Themes such as liminal situations and excursions beyond the rational order of things appeared in your earlier work, for instance in your short film My Poor Head. Don’t you think that such topics are destined to fail right from the start? After all, you take the perspective of a healthy person, one that can rationalise everything.
I find it interesting that we have a certain image of reality, and then something suddenly comes along and tears that image down and changes our lives. There’s another explanation for this interest of mine: it’s the very nature of film to portray things that are uncanny. It’s no accident that script-writing guides always tell you to portray reality, but cut the boring parts out.
I had a clear idea of what it was I wanted to do, but I was curious how others saw it. As a director, it’s part of my job not to know certain things. A director isn’t someone who just stands at the bridge and shouts out orders. A film is something that happens between people, something that’s alive. I really like that community.
Do you try to avoid the influence of others? Someone say that Bajon made this movie for you.
The way Filip Bajon works is he tells you what he likes and what he doesn’t like. That’s where his interference ends. But when I was choosing which film school to go to, one of the things that drew me to Katowice was the fact that Bajon taught there. I had seen his film Inspection of the Crime Scene 1901, which was ostensibly the story of the strike in Września, but actually told a different, extraordinary tale. I’m glad to have studied under Bajon, but I studied under other directors as well.
Wojciech Has was another name often mentioned in reviews of Daas.
That’s great. I’m happy that my movie reminds people of films by Bajon and Has. I take that as a compliment.
Do you absorb outside influences, or do you try to keep your head clear and unpolluted?

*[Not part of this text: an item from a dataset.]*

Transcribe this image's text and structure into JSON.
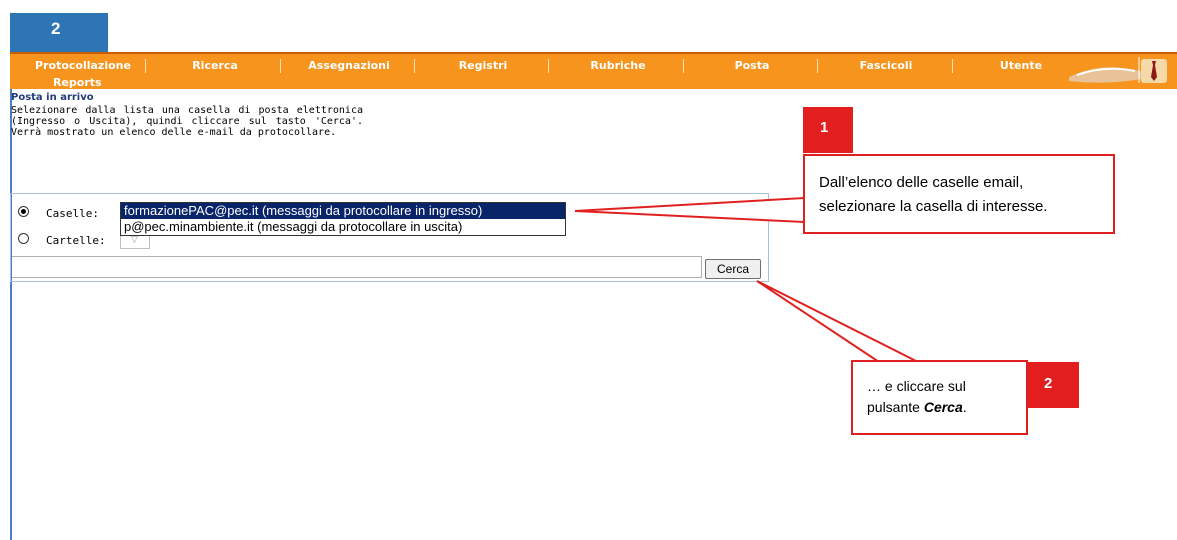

Freedom from influence is a utopian concept. I once heard that when Krzysztof Komeda found it too easy to write music, he would ask a trusted friend whether he had committed plagiarism. I make a point of watching movies and reading, if only to avoid reinventing the wheel. There’s also a certain amount of technique involved in filmmaking, and watching movies gives me a chance to learn a few tricks from others. Keeping a clear head means keeping perspective: if you don’t treat yourself as the font of all knowledge, you stand a chance of producing some interesting work.